DSS will benefit from your increased wages while he's at your house, the only person not benefitting, is her.

Chocolatebuttonns · 21/02/2024 09:51

This reply has been withdrawn

This has been withdrawn by MNHQ at the OP's request.

ZebraGiraffe12 · 21/02/2024 10:09

Thank you again everyone for your messages. His ex only messages me as she refuses to message him saying he's horrible (he isn't, he is the softest person in the world she just has a grudge still)

She says she can't work because she has two younger children but her other ex pays nothing.
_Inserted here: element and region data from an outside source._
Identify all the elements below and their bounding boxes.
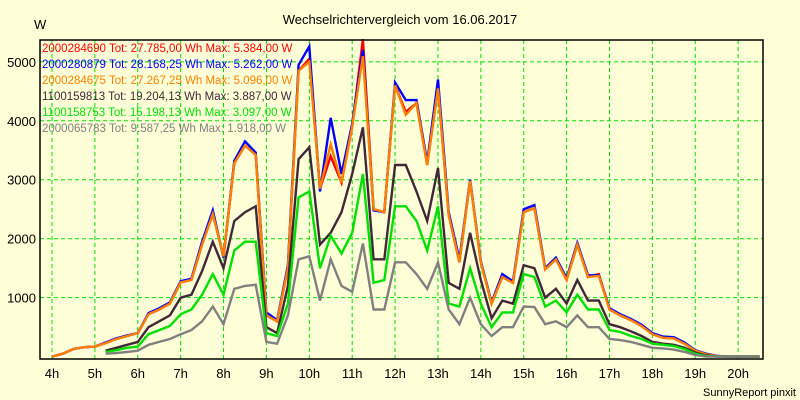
x-tick-label: 15h (513, 366, 535, 381)
legend-entry-2000284675: 2000284675 Tot: 27.267,25 Wh Max: 5.096,… (42, 75, 293, 87)
x-tick-label: 6h (131, 366, 145, 381)
legend: 2000284690 Tot: 27.785,00 Wh Max: 5.384,… (42, 43, 293, 135)
x-tick-label: 9h (259, 366, 273, 381)
series-line-1100158753 (105, 173, 760, 358)
axis-ticks: 4h 5h 6h 7h 8h 9h 10h 11h 12h 13h 14h 15h 16h 17h 18h 1… (7, 55, 749, 381)
y-tick-label: 3000 (7, 173, 36, 188)
x-tick-label: 8h (216, 366, 230, 381)
y-tick-label: 2000 (7, 232, 36, 247)
x-tick-label: 4h (45, 366, 59, 381)
grid (40, 40, 763, 359)
series-line-2000284675 (51, 56, 760, 358)
x-tick-label: 18h (642, 366, 664, 381)
x-tick-label: 14h (470, 366, 492, 381)
y-tick-label: 1000 (7, 291, 36, 306)
legend-entry-2000065783: 2000065783 Tot: 9.587,25 Wh Max: 1.918,0… (42, 123, 286, 135)
series-line-2000065783 (105, 243, 760, 358)
y-tick-label: 4000 (7, 114, 36, 129)
x-tick-label: 12h (384, 366, 406, 381)
chart-title: Wechselrichtervergleich vom 16.06.2017 (283, 12, 518, 27)
x-tick-label: 20h (727, 366, 749, 381)
legend-entry-1100158753: 1100158753 Tot: 15.198,13 Wh Max: 3.097,… (42, 107, 292, 119)
y-axis-label: W (34, 17, 47, 32)
legend-entry-1100159813: 1100159813 Tot: 19.204,13 Wh Max: 3.887,… (42, 91, 292, 103)
plot-frame (39, 39, 764, 360)
footer-credit: SunnyReport pinxit (703, 387, 796, 399)
x-tick-label: 19h (684, 366, 706, 381)
x-tick-label: 10h (298, 366, 320, 381)
x-tick-label: 11h (342, 366, 363, 381)
x-tick-label: 5h (88, 366, 102, 381)
x-tick-label: 16h (556, 366, 578, 381)
series-line-1100159813 (105, 127, 760, 358)
legend-entry-2000284690: 2000284690 Tot: 27.785,00 Wh Max: 5.384,… (42, 43, 293, 55)
legend-entry-2000280879: 2000280879 Tot: 28.168,25 Wh Max: 5.262,… (42, 59, 293, 71)
y-tick-label: 5000 (7, 55, 36, 70)
x-tick-label: 7h (173, 366, 187, 381)
x-tick-label: 17h (599, 366, 621, 381)
series-lines (51, 39, 760, 358)
x-tick-label: 13h (427, 366, 449, 381)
When I met my husband he was working in a low level job in our company. I encouraged him to get a degree and get a promotion to where he is now. I think she hates that he's made something of his life now. They were only 22 when they broke up. She previously told me it's unfair that her son goes on holiday and not the other two children.
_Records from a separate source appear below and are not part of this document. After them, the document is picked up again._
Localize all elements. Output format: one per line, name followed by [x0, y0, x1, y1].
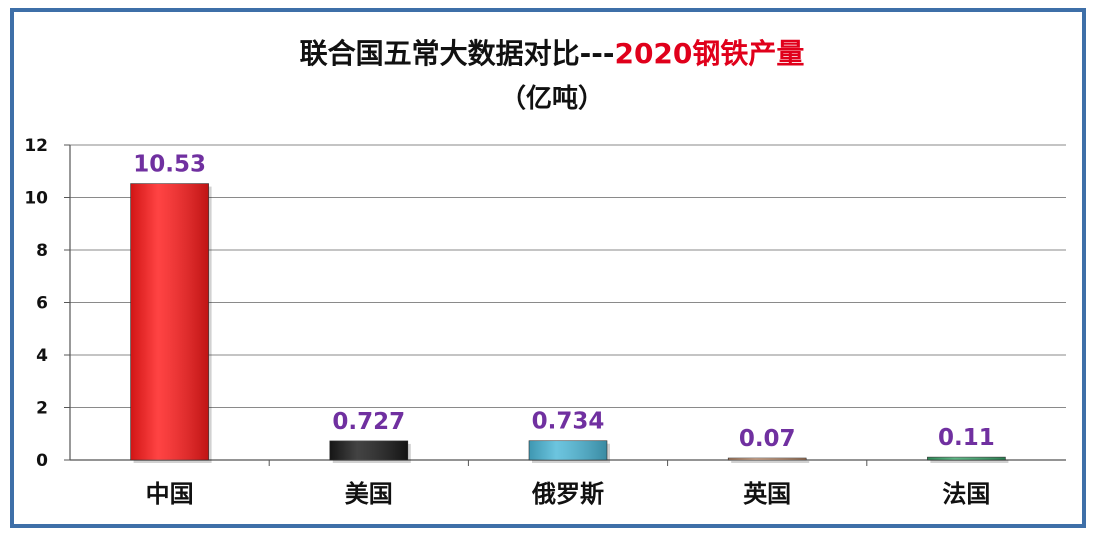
data-label: 10.53 [133, 152, 206, 178]
chart-title-prefix: 联合国五常大数据对比--- [299, 37, 615, 70]
bar-shadow [930, 460, 1009, 463]
y-tick-label: 8 [36, 241, 48, 261]
category-label: 中国 [146, 480, 194, 508]
bar-shading [728, 458, 807, 460]
category-label: 英国 [743, 480, 791, 508]
y-tick-label: 12 [24, 136, 48, 156]
y-tick-label: 4 [36, 346, 48, 366]
y-tick-label: 6 [36, 294, 48, 314]
bars [130, 183, 1009, 463]
bar-shading [529, 440, 607, 460]
data-label: 0.734 [532, 409, 605, 435]
gridlines [70, 144, 1066, 408]
y-tick-label: 0 [36, 451, 48, 471]
bar-shading [130, 183, 209, 460]
chart-subtitle: （亿吨） [499, 84, 604, 114]
category-label: 法国 [942, 480, 990, 508]
chart-title-highlight: 2020钢铁产量 [614, 37, 805, 70]
y-tick-label: 2 [36, 399, 48, 419]
y-tick-label: 10 [24, 189, 48, 209]
category-label: 俄罗斯 [531, 480, 604, 508]
data-label: 0.07 [739, 426, 796, 452]
category-label: 美国 [345, 480, 393, 508]
data-label: 0.11 [938, 425, 995, 451]
bar-shading [927, 457, 1006, 460]
bar-shadow [731, 461, 810, 463]
labels: 0 2 4 6 8 10 12 10.53 中国 0.727 美国 0.734 俄罗斯 0.07 英国 0.1… [24, 136, 994, 508]
bar-shading [329, 440, 408, 460]
chart-title: 联合国五常大数据对比---2020钢铁产量 [0, 32, 1104, 72]
data-label: 0.727 [332, 409, 405, 435]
My DH has spoken with her this morning and told her she is ridiculous. Explained all about how maintenance works and told her what he could give her instead. She has backed down now luckily despite trying to barter for extra things we could pay for. He went through our statements for the last 2 months to tell her everything he has provided for outside of maintenance. Including trips, hobbies, uniform and a new playstation at her house as his broke.

OP posts:
Turtletoe · 21/02/2024 10:48

I take it she claims tax credits if she's not working as the reason she gives for not working is only due to child care costs. Unfortunately for her, everyone is being moved from tax credits to uc, so very soon she will be hounded to get a job, with earnings in the 900 pm mark so she will have no choice

dottiedodah · 21/02/2024 10:59

She seems to have a pretty fair arrangement ATM! She will have to look for her own job now .If stepson is 10 she hasnt got forever !

PhoenixStarbeamer · 21/02/2024 11:05

Your wage should not be taken in to consideration at all. Go to child maintenance and pay what they say, this will be less.
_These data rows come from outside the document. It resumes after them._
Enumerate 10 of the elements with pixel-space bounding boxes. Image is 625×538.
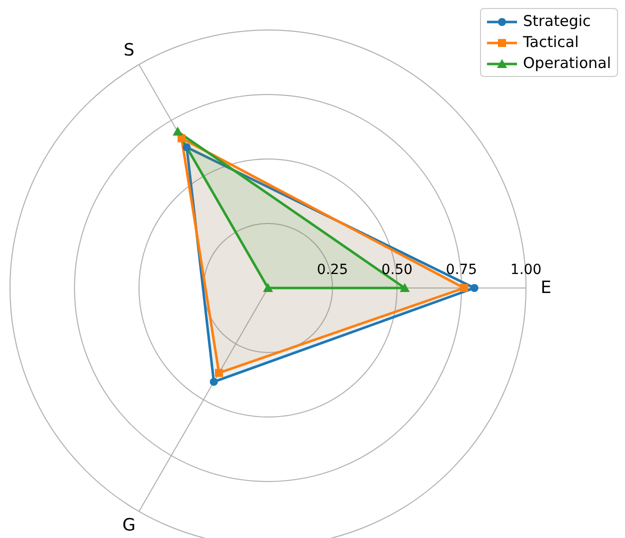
legend-label: Strategic xyxy=(522,11,591,32)
spoke-label: G xyxy=(122,515,136,536)
y-tick-label: 0.25 xyxy=(316,262,348,278)
legend-label: Tactical xyxy=(522,32,579,53)
y-tick-label: 0.50 xyxy=(381,262,413,278)
y-tick-label: 0.75 xyxy=(446,262,478,278)
y-tick-label: 1.00 xyxy=(510,262,542,278)
legend-label: Operational xyxy=(522,53,611,74)
spoke-label: S xyxy=(124,40,134,61)
spoke-label: E xyxy=(540,278,552,298)
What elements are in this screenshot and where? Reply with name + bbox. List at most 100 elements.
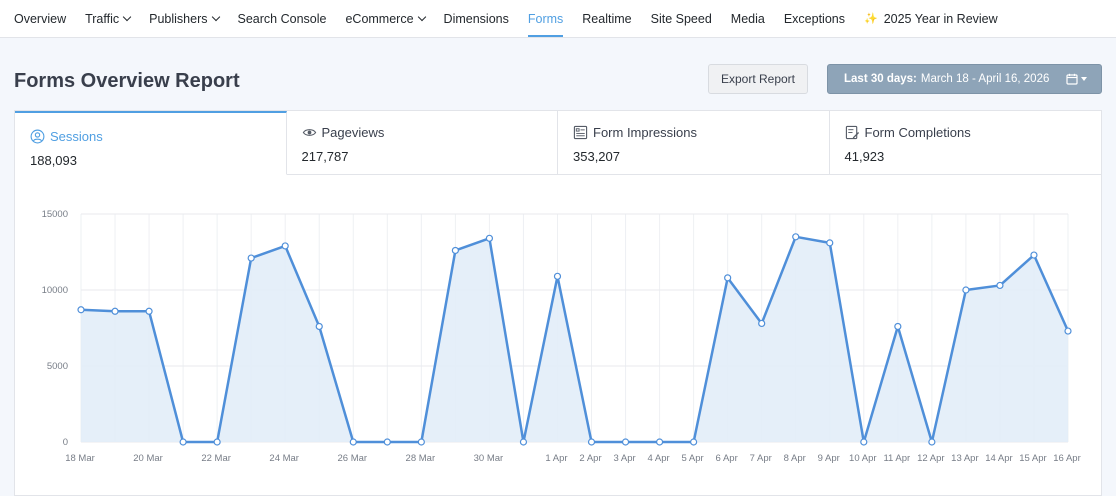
data-point bbox=[792, 233, 800, 241]
nav-overview[interactable]: Overview bbox=[14, 0, 66, 37]
form-edit-icon bbox=[845, 125, 859, 140]
sessions-line bbox=[80, 235, 1070, 444]
nav-item-label: Dimensions bbox=[443, 11, 509, 26]
nav-publishers[interactable]: Publishers bbox=[149, 0, 220, 37]
nav-item-label: eCommerce bbox=[345, 11, 414, 26]
sessions-chart: 0 5000 10000 15000 18 Mar 20 Mar 22 Mar 24 Mar 2… bbox=[42, 209, 1081, 464]
y-tick-label: 5000 bbox=[47, 361, 68, 372]
date-range-picker[interactable]: Last 30 days: March 18 - April 16, 2026 bbox=[827, 64, 1102, 94]
nav-realtime[interactable]: Realtime bbox=[582, 0, 631, 37]
data-point bbox=[417, 438, 425, 446]
nav-ecommerce[interactable]: eCommerce bbox=[345, 0, 426, 37]
tab-form-impressions[interactable]: Form Impressions 353,207 bbox=[558, 111, 830, 175]
x-tick-label: 16 Apr bbox=[1053, 453, 1080, 464]
nav-item-label: Publishers bbox=[149, 11, 208, 26]
data-point bbox=[349, 438, 357, 446]
data-point bbox=[1064, 327, 1072, 335]
x-tick-label: 12 Apr bbox=[917, 453, 944, 464]
data-point bbox=[621, 438, 630, 446]
x-tick-label: 5 Apr bbox=[682, 453, 704, 464]
tab-pageviews[interactable]: Pageviews 217,787 bbox=[286, 111, 558, 175]
x-tick-label: 3 Apr bbox=[613, 453, 635, 464]
nav-item-label: Forms bbox=[527, 11, 564, 26]
data-point bbox=[962, 286, 970, 294]
page-title: Forms Overview Report bbox=[14, 70, 240, 92]
tab-form-completions[interactable]: Form Completions 41,923 bbox=[829, 111, 1101, 175]
nav-item-label: Overview bbox=[14, 11, 67, 26]
x-tick-label: 11 Apr bbox=[883, 453, 910, 464]
x-tick-label: 6 Apr bbox=[716, 453, 738, 464]
calendar-dropdown bbox=[1066, 73, 1087, 85]
data-point bbox=[111, 307, 119, 315]
data-point bbox=[451, 246, 459, 255]
report-panel: Sessions 188,093 Pageviews 217,787 bbox=[14, 110, 1102, 496]
data-point bbox=[996, 281, 1004, 290]
data-point bbox=[587, 438, 596, 446]
x-tick-label: 20 Mar bbox=[133, 453, 163, 464]
nav-site-speed[interactable]: Site Speed bbox=[651, 0, 712, 37]
chevron-down-icon bbox=[417, 12, 426, 21]
nav-traffic[interactable]: Traffic bbox=[85, 0, 132, 37]
chevron-down-icon bbox=[122, 12, 132, 21]
x-tick-label: 22 Mar bbox=[201, 453, 231, 464]
y-tick-label: 0 bbox=[63, 437, 68, 448]
tab-label: Form Impressions bbox=[593, 125, 698, 140]
nav-item-label: Media bbox=[730, 11, 765, 26]
export-report-button[interactable]: Export Report bbox=[708, 64, 808, 94]
data-point bbox=[519, 438, 528, 446]
data-point bbox=[553, 272, 562, 280]
tab-sessions[interactable]: Sessions 188,093 bbox=[15, 111, 287, 175]
form-icon bbox=[573, 125, 588, 140]
data-point bbox=[724, 274, 732, 282]
sessions-area bbox=[81, 236, 1068, 442]
chevron-down-icon bbox=[211, 12, 220, 21]
date-range-value: March 18 - April 16, 2026 bbox=[920, 73, 1050, 85]
x-tick-label: 1 Apr bbox=[545, 453, 567, 464]
data-point bbox=[247, 254, 255, 262]
x-tick-label: 10 Apr bbox=[849, 453, 876, 464]
nav-item-label: Site Speed bbox=[650, 11, 712, 26]
nav-forms[interactable]: Forms bbox=[527, 0, 564, 37]
calendar-icon bbox=[1066, 73, 1078, 85]
data-point bbox=[315, 322, 323, 331]
nav-dimensions[interactable]: Dimensions bbox=[444, 0, 509, 37]
metric-tabs: Sessions 188,093 Pageviews 217,787 bbox=[15, 111, 1101, 175]
x-tick-label: 2 Apr bbox=[579, 453, 601, 464]
data-point bbox=[758, 319, 766, 328]
data-point bbox=[690, 438, 698, 446]
nav-year-in-review[interactable]: ✨ 2025 Year in Review bbox=[864, 0, 998, 37]
nav-item-label: Traffic bbox=[85, 11, 120, 26]
data-point bbox=[826, 239, 834, 247]
x-tick-label: 13 Apr bbox=[951, 453, 978, 464]
x-tick-label: 28 Mar bbox=[406, 453, 436, 464]
x-tick-label: 15 Apr bbox=[1019, 453, 1046, 464]
data-point bbox=[179, 438, 187, 446]
data-point bbox=[860, 438, 868, 446]
tab-label: Pageviews bbox=[321, 125, 385, 140]
data-point bbox=[281, 242, 289, 250]
x-tick-label: 4 Apr bbox=[647, 453, 669, 464]
tab-value: 353,207 bbox=[573, 149, 620, 164]
nav-media[interactable]: Media bbox=[731, 0, 765, 37]
nav-item-label: 2025 Year in Review bbox=[883, 11, 998, 26]
nav-search-console[interactable]: Search Console bbox=[238, 0, 327, 37]
data-point bbox=[1030, 251, 1038, 259]
user-circle-icon bbox=[30, 129, 45, 144]
x-tick-label: 24 Mar bbox=[269, 453, 299, 464]
data-point bbox=[145, 307, 153, 315]
eye-icon bbox=[302, 129, 316, 136]
y-tick-label: 15000 bbox=[42, 209, 68, 220]
chevron-down-icon bbox=[1081, 77, 1087, 81]
x-tick-label: 14 Apr bbox=[985, 453, 1012, 464]
data-point bbox=[928, 438, 936, 446]
data-point bbox=[485, 234, 494, 242]
data-point bbox=[77, 306, 85, 314]
party-popper-icon: ✨ bbox=[863, 13, 878, 25]
date-range-prefix: Last 30 days: bbox=[844, 73, 917, 85]
x-tick-label: 26 Mar bbox=[337, 453, 367, 464]
nav-item-label: Search Console bbox=[237, 11, 327, 26]
x-tick-label: 18 Mar bbox=[65, 453, 95, 464]
data-point bbox=[213, 438, 221, 446]
nav-exceptions[interactable]: Exceptions bbox=[784, 0, 845, 37]
top-navigation: Overview Traffic Publishers Search Console e… bbox=[0, 0, 1116, 38]
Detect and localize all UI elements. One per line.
ConsistentlyElectrifiedElves · 21/02/2024 11:19

Sounds like you and your DH are an excellent team!

The ex really needs to think about what she's going to do when her 11 year old is an adult and your DH doesn't have to pay maintenance any more!

Daleksatemyshed · 21/02/2024 11:55

She's in an unfortunate position but she can't expect you or your DP to make up for her other ex being a deadbeat Dad.

sparkellie · 21/02/2024 13:00

Daleksatemyshed · 21/02/2024 11:55

She's in an unfortunate position but she can't expect you or your DP to make up for her other ex being a deadbeat Dad.

This.
Your dh is not obliged to make up for the shortcomings of her ex. The other 2 are not his children and by unless she is
is ringfencing his maintenance for the one child they share, effectively she is asking you (not her ex) to subsidise her other 2 children, and improve their lifestyle.

Trisolaris · 21/02/2024 13:07

If you feel like you could do more for your stepson, you can contribute to future savings that his dad saves for him. (Not that you need to obv). If you send it to his mother it will go on her other two kids.

mitogoshi · 21/02/2024 13:15

In those circumstances I would call her bluff, get your dh to suggest that if she's struggling to work with ds he's welcome to stay at your house more.Grin

Janelle7 · 21/02/2024 13:20

What a cheeky bugger! Id maybe bung her £100 extra on top of what your paying but jeez dont tell her your wage

LewishamMumNow · 21/02/2024 13:48

It might be unfair, but household income is taken into account when calculating what is due. That said, you seem to be very generous as it is, and I can't help think the money you are paying over is maybe being used to support the two other younger children. What financial support do they get from their own Dad? What is the money you are paying being used for? It just looks like she wants a cross subsidy for her younger kids - I can't believe she's buying him nice food and clothes and ignoring her others.
You sound like a brilliant step mum :).
Her reasons for not working are pathetic. Part time work is so easy to pick up at the moment.

wontforget · 21/02/2024 13:49

Janelle7 · 21/02/2024 13:20

What a cheeky bugger! Id maybe bung her £100 extra on top of what your paying but jeez dont tell her your wage

why?

my money going towards my husband’s ex when that money could be going towards my children?